Ob das Verbot der Verbreitung von Pornografie über den Rundfunk ohne Einschränkungen auch für den Bereich des Bezahlfernsehens gilt, ist umstritten. Die Bayerische Landesanstalt für Neue Medien (BLM) hat erst Mitte April 2002 in München ein Gutachten des Freiburger Professors Hans-Jörg Albrecht zu der Frage vorgestellt. Der Strafrechtler kommt in seiner Untersuchung zu dem Schluss, der Gesetzgeber habe Pornografie im Rundfunk unabhängig von der Ausstrahlungsart ausnahmslos untersagt. Eine einschränkende Auslegung, dass nur unverschlüsselte Sendungen strafbar seien, sei wegen des eindeutigen Wortlauts der entsprechenden Vorschriften nicht möglich. Strafbar mache sich deshalb grundsätzlich auch, wer pornografische Sendungen verschlüsselt ausstrahle. Auch das Bundesverwaltungsgericht (BVerwG) hat im Februar 2002 bestätigt, dass das grundsätzliche Verbot von Pornografie im von der Rechtsprechung entwickelten Sinn auch für das Bezahlfernsehen gilt. Die Richter bestätigten eine Entscheidung der Hamburgischen Anstalt für neue Medien (HAM) vom Oktober 1997 gegenüber Premiere World, die im Oktober 2000 bereits vom Verwaltungsgericht Hamburg (VerwG) gebilligt worden war. Die Bundesrichter ließen allerdings offen, ob die Verschlüsselungstechnik von Premiere World zuverlässig verhindert, dass Jugendliche und Heranwachsende jugendgefährdende Filme sehen können. Diese Frage soll nun das VG klären, an das das BVerwG die Sache zur anderweitigen Entscheidung zurückverwies.

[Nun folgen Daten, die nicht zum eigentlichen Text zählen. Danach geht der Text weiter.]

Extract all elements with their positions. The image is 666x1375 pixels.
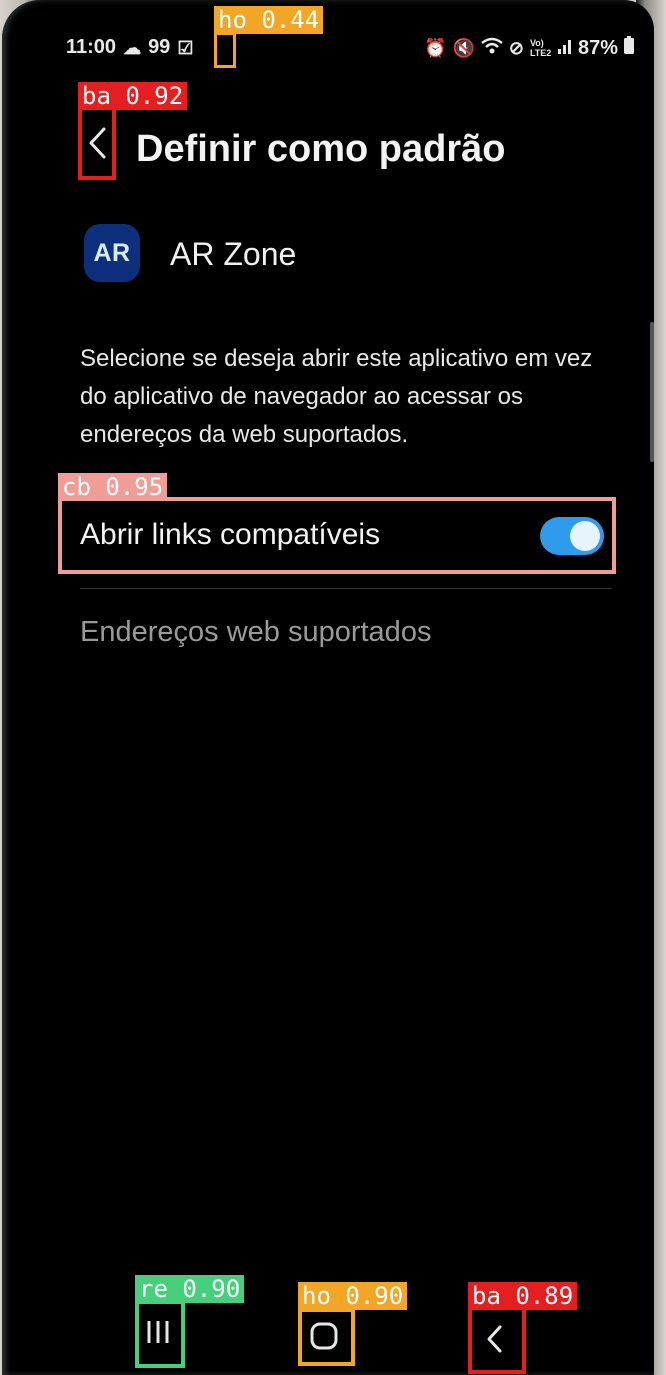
mute-icon: 🔇 [452, 38, 475, 58]
battery-percent: 87% [577, 36, 618, 59]
volte-label: Vo) LTE2 [529, 38, 552, 58]
scrollbar[interactable] [650, 322, 654, 462]
detection-box-recents [135, 1300, 185, 1368]
divider [80, 588, 612, 589]
app-icon-text: AR [93, 238, 131, 267]
status-time: 11:00 [66, 36, 117, 58]
page-title: Definir como padrão [136, 128, 506, 170]
battery-icon [624, 36, 634, 60]
app-icon: AR [84, 224, 140, 282]
detection-tag: ho 0.90 [298, 1282, 408, 1310]
detection-box-home-status [214, 32, 236, 68]
detection-box-home-nav [298, 1308, 355, 1366]
detection-box-checkbox [58, 497, 616, 574]
description-text: Selecione se deseja abrir este aplicativ… [80, 345, 593, 448]
supported-addresses-item[interactable]: Endereços web suportados [80, 616, 431, 649]
detection-tag: ba 0.92 [78, 82, 188, 110]
cloud-icon: ☁ [123, 37, 142, 58]
app-name: AR Zone [170, 236, 297, 272]
checkbox-icon: ☑ [177, 37, 194, 58]
status-notif-count: 99 [148, 36, 171, 58]
detection-tag: re 0.90 [135, 1275, 245, 1303]
dnd-icon: ⊘ [508, 38, 524, 58]
detection-box-back-nav [468, 1306, 526, 1374]
detection-tag: cb 0.95 [58, 473, 168, 501]
phone-screen: 11:00 ☁ 99 ☑ ⏰ 🔇 ⊘ Vo) LTE2 87% Definir … [2, 0, 654, 1375]
status-bar: 11:00 ☁ 99 ☑ ⏰ 🔇 ⊘ Vo) LTE2 87% [2, 32, 654, 66]
alarm-icon: ⏰ [424, 38, 447, 58]
detection-tag: ho 0.44 [214, 6, 324, 34]
detection-box-back-top [78, 106, 116, 180]
signal-icon [557, 37, 572, 60]
detection-tag: ba 0.89 [468, 1282, 578, 1310]
wifi-icon [481, 37, 503, 60]
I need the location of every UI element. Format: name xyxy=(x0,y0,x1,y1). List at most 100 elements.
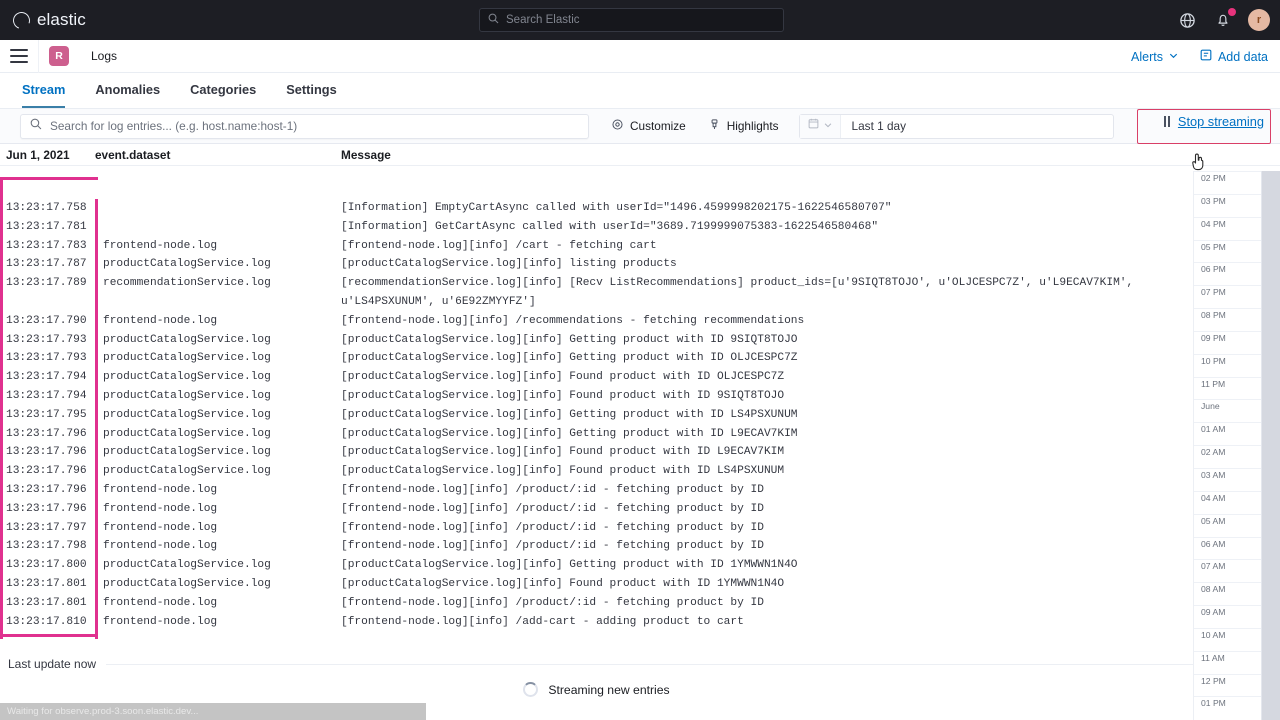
minimap-tick-label: 04 AM xyxy=(1201,492,1229,503)
quick-select-button[interactable] xyxy=(799,114,841,138)
search-placeholder: Search for log entries... (e.g. host.nam… xyxy=(50,119,298,133)
table-row[interactable]: 13:23:17.796 productCatalogService.log [pr… xyxy=(0,462,1193,481)
add-data-label: Add data xyxy=(1217,49,1268,64)
log-timestamp: 13:23:17.793 xyxy=(6,333,87,346)
table-row[interactable]: 13:23:17.789 recommendationService.log [re… xyxy=(0,274,1193,312)
minimap-tick-label: 12 PM xyxy=(1201,675,1229,686)
log-timestamp: 13:23:17.794 xyxy=(6,371,87,384)
browser-status-text: Waiting for observe.prod-3.soon.elastic.… xyxy=(7,706,199,717)
log-timestamp: 13:23:17.789 xyxy=(6,277,87,290)
table-row[interactable]: 13:23:17.790 frontend-node.log [frontend-n… xyxy=(0,312,1193,331)
table-row[interactable]: 13:23:17.795 productCatalogService.log [pr… xyxy=(0,406,1193,425)
table-row[interactable]: 13:23:17.793 productCatalogService.log [pr… xyxy=(0,349,1193,368)
hamburger-menu-icon[interactable] xyxy=(10,49,28,63)
log-dataset: productCatalogService.log xyxy=(103,559,271,572)
elastic-logo[interactable]: elastic xyxy=(10,8,86,32)
minimap-tick-label: 02 AM xyxy=(1201,447,1229,458)
log-timestamp: 13:23:17.795 xyxy=(6,408,87,421)
log-dataset: productCatalogService.log xyxy=(103,333,271,346)
log-timestamp: 13:23:17.787 xyxy=(6,258,87,271)
app-header-actions: Alerts Add data xyxy=(1131,40,1268,73)
table-row[interactable]: 13:23:17.796 frontend-node.log [frontend-n… xyxy=(0,481,1193,500)
alerts-menu-button[interactable]: Alerts xyxy=(1131,50,1179,64)
global-nav-actions: r xyxy=(1176,0,1270,40)
table-row[interactable]: 13:23:17.810 frontend-node.log [frontend-n… xyxy=(0,613,1193,632)
minimap-tick-label: June xyxy=(1201,401,1223,412)
log-timestamp: 13:23:17.810 xyxy=(6,615,87,628)
tab-bar: Stream Anomalies Categories Settings xyxy=(0,73,1280,109)
log-dataset: productCatalogService.log xyxy=(103,577,271,590)
table-row[interactable]: 13:23:17.798 frontend-node.log [frontend-n… xyxy=(0,537,1193,556)
minimap-scrollbar[interactable] xyxy=(1262,171,1280,720)
log-toolbar: Search for log entries... (e.g. host.nam… xyxy=(0,109,1280,144)
log-timestamp: 13:23:17.801 xyxy=(6,577,87,590)
last-update-status: Last update now xyxy=(0,650,1193,678)
tab-stream[interactable]: Stream xyxy=(22,73,66,108)
log-message: [productCatalogService.log][info] Gettin… xyxy=(341,333,798,346)
stop-streaming-button[interactable]: Stop streaming xyxy=(1163,114,1264,129)
minimap-tick-label: 03 AM xyxy=(1201,469,1229,480)
table-row[interactable]: 13:23:17.796 productCatalogService.log [pr… xyxy=(0,443,1193,462)
log-message: [productCatalogService.log][info] Gettin… xyxy=(341,408,798,421)
log-timestamp: 13:23:17.796 xyxy=(6,483,87,496)
help-globe-icon[interactable] xyxy=(1176,9,1198,31)
time-range-value[interactable]: Last 1 day xyxy=(841,119,906,133)
notifications-bell-icon[interactable] xyxy=(1212,8,1236,31)
minimap-tick-label: 10 PM xyxy=(1201,355,1229,366)
log-message: [productCatalogService.log][info] Found … xyxy=(341,446,785,459)
table-row[interactable]: 13:23:17.794 productCatalogService.log [pr… xyxy=(0,387,1193,406)
log-timestamp: 13:23:17.800 xyxy=(6,559,87,572)
minimap-tick-label: 06 PM xyxy=(1201,264,1229,275)
search-input[interactable]: Search for log entries... (e.g. host.nam… xyxy=(20,113,589,139)
table-row[interactable]: 13:23:17.787 productCatalogService.log [pr… xyxy=(0,255,1193,274)
tab-categories[interactable]: Categories xyxy=(190,73,256,108)
time-minimap[interactable]: 02 PM 03 PM 04 PM 05 PM 06 PM 07 PM 08 PM 09 PM… xyxy=(1193,171,1280,720)
column-header-dataset: event.dataset xyxy=(95,147,171,162)
log-dataset: frontend-node.log xyxy=(103,540,218,553)
table-row[interactable]: 13:23:17.758 [Information] EmptyCartAsync… xyxy=(0,199,1193,218)
user-avatar[interactable]: r xyxy=(1248,9,1270,31)
minimap-tick-label: 01 PM xyxy=(1201,698,1229,709)
add-data-icon xyxy=(1199,48,1213,65)
log-message: [productCatalogService.log][info] Found … xyxy=(341,371,785,384)
customize-gear-icon xyxy=(611,118,624,134)
log-message: [frontend-node.log][info] /product/:id -… xyxy=(341,483,764,496)
app-header: R Logs Alerts Add data xyxy=(0,39,1280,73)
minimap-tick-label: 07 PM xyxy=(1201,287,1229,298)
table-row[interactable]: 13:23:17.783 frontend-node.log [frontend-n… xyxy=(0,237,1193,256)
minimap-tick-label: 08 PM xyxy=(1201,310,1229,321)
log-message: [frontend-node.log][info] /product/:id -… xyxy=(341,596,764,609)
tab-anomalies[interactable]: Anomalies xyxy=(95,73,160,108)
tab-settings[interactable]: Settings xyxy=(286,73,336,108)
global-search-input[interactable]: Search Elastic xyxy=(479,8,784,32)
table-row[interactable]: 13:23:17.781 [Information] GetCartAsync c… xyxy=(0,218,1193,237)
minimap-tick-label: 08 AM xyxy=(1201,584,1229,595)
table-row[interactable]: 13:23:17.796 frontend-node.log [frontend-n… xyxy=(0,500,1193,519)
browser-status-bar: Waiting for observe.prod-3.soon.elastic.… xyxy=(0,703,426,720)
add-data-button[interactable]: Add data xyxy=(1199,48,1268,65)
log-message: [productCatalogService.log][info] Gettin… xyxy=(341,559,798,572)
log-entries-list[interactable]: 13:23:17.758 [Information] EmptyCartAsync… xyxy=(0,199,1193,639)
log-timestamp: 13:23:17.796 xyxy=(6,465,87,478)
space-avatar[interactable]: R xyxy=(49,46,69,66)
table-row[interactable]: 13:23:17.801 productCatalogService.log [pr… xyxy=(0,575,1193,594)
search-icon xyxy=(488,11,499,29)
selection-highlight-left xyxy=(0,177,3,639)
highlights-label: Highlights xyxy=(726,119,779,133)
table-row[interactable]: 13:23:17.793 productCatalogService.log [pr… xyxy=(0,331,1193,350)
log-dataset: productCatalogService.log xyxy=(103,465,271,478)
minimap-tick-label: 11 PM xyxy=(1201,378,1229,389)
table-row[interactable]: 13:23:17.796 productCatalogService.log [pr… xyxy=(0,425,1193,444)
log-dataset: frontend-node.log xyxy=(103,314,218,327)
table-row[interactable]: 13:23:17.800 productCatalogService.log [pr… xyxy=(0,556,1193,575)
time-range-picker[interactable]: Last 1 day xyxy=(798,113,1114,139)
table-row[interactable]: 13:23:17.797 frontend-node.log [frontend-n… xyxy=(0,519,1193,538)
highlights-button[interactable]: Highlights xyxy=(708,118,779,134)
customize-button[interactable]: Customize xyxy=(611,118,686,134)
table-row[interactable]: 13:23:17.801 frontend-node.log [frontend-n… xyxy=(0,594,1193,613)
log-dataset: productCatalogService.log xyxy=(103,408,271,421)
table-row[interactable]: 13:23:17.794 productCatalogService.log [pr… xyxy=(0,368,1193,387)
log-timestamp: 13:23:17.801 xyxy=(6,596,87,609)
customize-label: Customize xyxy=(630,119,686,133)
log-dataset: recommendationService.log xyxy=(103,277,271,290)
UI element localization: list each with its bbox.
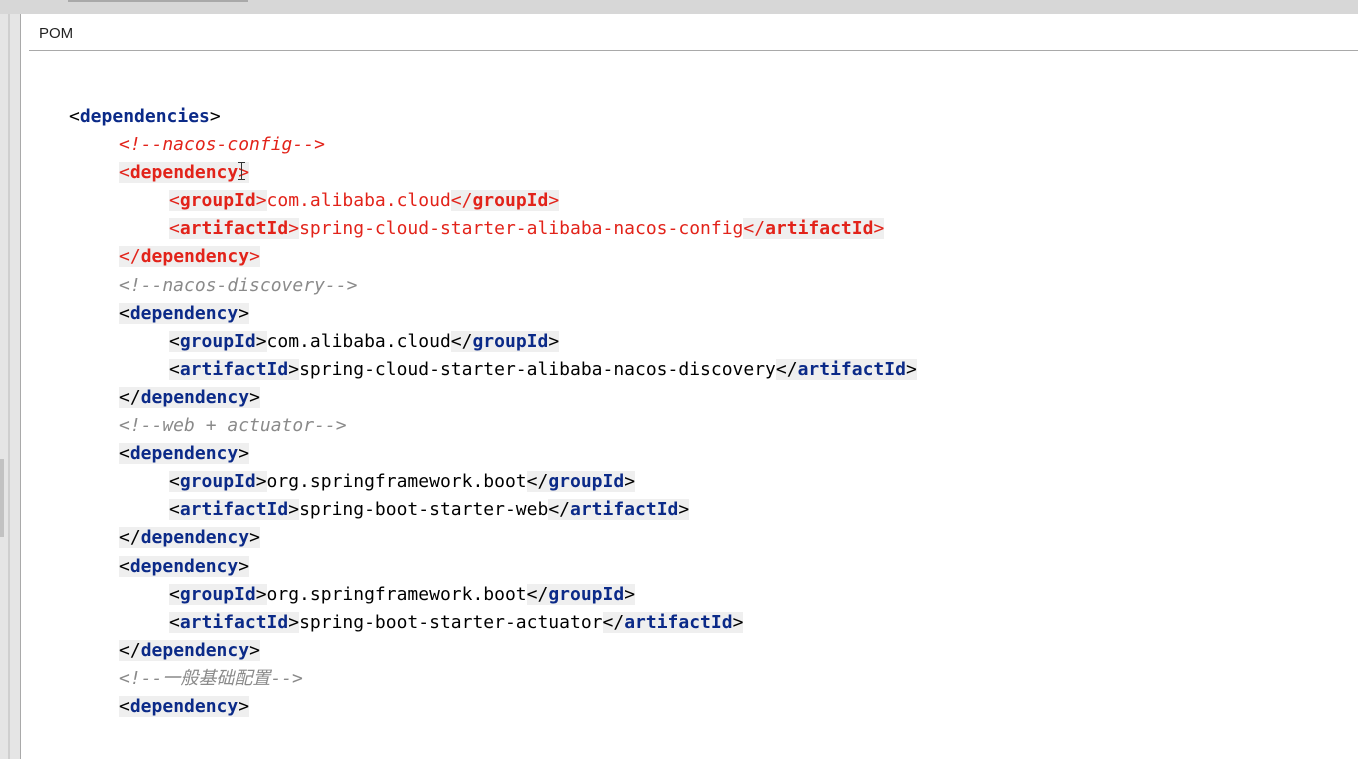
- code-line: </dependency>: [119, 639, 260, 661]
- code-editor[interactable]: <dependencies> <!--nacos-config--> <depe…: [69, 103, 1329, 721]
- code-line: </dependency>: [119, 527, 260, 549]
- dependency-close-tag: dependency: [140, 246, 250, 268]
- groupId-value: org.springframework.boot: [266, 471, 527, 493]
- panel-title: POM: [39, 25, 74, 42]
- code-line: <groupId>org.springframework.boot</group…: [169, 583, 636, 605]
- artifactId-close-tag: artifactId: [570, 499, 679, 521]
- code-line: </dependency>: [119, 386, 260, 408]
- comment-nacos-config: <!--nacos-config-->: [119, 134, 325, 156]
- dependency-open-tag: dependency: [129, 443, 239, 465]
- groupId-tag: groupId: [179, 190, 256, 212]
- groupId-value: org.springframework.boot: [266, 583, 527, 605]
- groupId-value: com.alibaba.cloud: [266, 190, 451, 212]
- code-line: <dependency>: [119, 695, 250, 717]
- dependency-open-tag: dependency: [129, 162, 239, 184]
- top-tab-strip: [0, 0, 1358, 15]
- groupId-close-tag: groupId: [548, 583, 625, 605]
- code-line: <artifactId>spring-cloud-starter-alibaba…: [169, 358, 917, 380]
- panel-header: POM: [29, 14, 1358, 51]
- code-line: <!--nacos-discovery-->: [69, 272, 1329, 300]
- groupId-close-tag: groupId: [472, 190, 549, 212]
- groupId-value: com.alibaba.cloud: [266, 330, 451, 352]
- gutter-scroll-handle[interactable]: [0, 459, 4, 537]
- artifactId-close-tag: artifactId: [797, 358, 906, 380]
- gutter-line: [8, 14, 10, 759]
- code-line: <!--nacos-config-->: [69, 131, 1329, 159]
- code-line: <artifactId>spring-boot-starter-actuator…: [169, 611, 744, 633]
- code-line: <dependencies>: [69, 106, 221, 127]
- groupId-tag: groupId: [179, 583, 256, 605]
- dependency-open-tag: dependency: [129, 555, 239, 577]
- groupId-tag: groupId: [179, 330, 256, 352]
- dependency-open-tag: dependency: [129, 302, 239, 324]
- code-line: <!--一般基础配置-->: [69, 665, 1329, 693]
- artifactId-tag: artifactId: [179, 218, 289, 240]
- groupId-close-tag: groupId: [548, 471, 625, 493]
- artifactId-tag: artifactId: [179, 611, 289, 633]
- dependency-open-tag: dependency: [129, 695, 239, 717]
- code-line: <dependency>: [119, 555, 250, 577]
- comment-nacos-discovery: <!--nacos-discovery-->: [119, 274, 358, 296]
- code-line: <dependency>: [119, 302, 250, 324]
- tab-edge[interactable]: [68, 0, 248, 2]
- code-line: <artifactId>spring-boot-starter-web</art…: [169, 499, 690, 521]
- artifactId-tag: artifactId: [179, 499, 289, 521]
- code-line: </dependency>: [119, 246, 260, 268]
- dependency-close-tag: dependency: [140, 386, 250, 408]
- left-gutter: [0, 14, 20, 759]
- artifactId-close-tag: artifactId: [624, 611, 733, 633]
- comment-web-actuator: <!--web + actuator-->: [119, 415, 347, 437]
- groupId-tag: groupId: [179, 471, 256, 493]
- dependency-close-tag: dependency: [140, 639, 250, 661]
- artifactId-value: spring-cloud-starter-alibaba-nacos-confi…: [299, 218, 744, 240]
- groupId-close-tag: groupId: [472, 330, 549, 352]
- code-line: <!--web + actuator-->: [69, 412, 1329, 440]
- code-line: <dependency>: [119, 162, 250, 184]
- artifactId-value: spring-boot-starter-actuator: [299, 611, 603, 633]
- code-line: <groupId>com.alibaba.cloud</groupId>: [169, 190, 560, 212]
- dependencies-open-tag: dependencies: [79, 106, 210, 127]
- dependency-close-tag: dependency: [140, 527, 250, 549]
- artifactId-value: spring-boot-starter-web: [299, 499, 549, 521]
- code-line: <groupId>org.springframework.boot</group…: [169, 471, 636, 493]
- code-line: <artifactId>spring-cloud-starter-alibaba…: [169, 218, 885, 240]
- code-line: <dependency>: [119, 443, 250, 465]
- text-cursor-icon: [238, 161, 246, 181]
- code-line: <groupId>com.alibaba.cloud</groupId>: [169, 330, 560, 352]
- artifactId-value: spring-cloud-starter-alibaba-nacos-disco…: [299, 358, 776, 380]
- artifactId-close-tag: artifactId: [765, 218, 874, 240]
- comment-general-config: <!--一般基础配置-->: [119, 667, 303, 689]
- artifactId-tag: artifactId: [179, 358, 289, 380]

Nach § 3 Absatz 1 Nummer 1 des Rundfunkstaatsvertrags (RStV) sind im privaten wie im öffentlich-rechtlichen Rundfunk Sendungen unzulässig, wenn sie gegen Bestimmungen des Strafgesetzbuches verstoßen (StGB). Angesprochen ist damit vor allem § 184 Absatz 2 StGB, der die Verbreitung pornografischer Darbietungen durch Rundfunk verbietet. Der Begriff der Pornografie selbst ist gesetzlich nicht geregelt. Nach ständiger Rechtsprechung des Bundesgerichtshofs (BGH) ist eine Darbietung dann pornografisch, wenn unter Hintansetzung sonstiger menschlicher Bezüge sexuelle Vorgänge in grob aufdringlicher, anreisserischer Weise in den Vordergrunde gerückt werden und dies ausschließlich oder überwiegend auf die Erregung sexueller Reize abzielt. Dabei soll es nach der Rechtsprechung anderer deutscher Obergerichte vor allem darauf ankommen, dass die Darstellung einen Menschen zum bloßen auswechselbaren Objekt geschlechtlicher Begierde oder Betätigung jedweder Art degradiert, ohne dass ein Sinnzusammenhang mit anderen Lebensäußerungen verbleibt. Falls eine Darstellung keine Pornografie darstellt, aber geeignet ist, das körperliche, geistige oder seelische Wohl von Kindern oder Jugendlichen zu beeinträchtigen, darf sie nach § 3 Absatz 2 des RStV nur gesendet werden, wenn der Veranstalter aufgrund der Sendezeit oder auf andere Weise Vorsorge trifft, dass Kinder oder Jugendliche der betroffenen Altersstufen die Sendungen üblicherweise nicht wahrnehmen.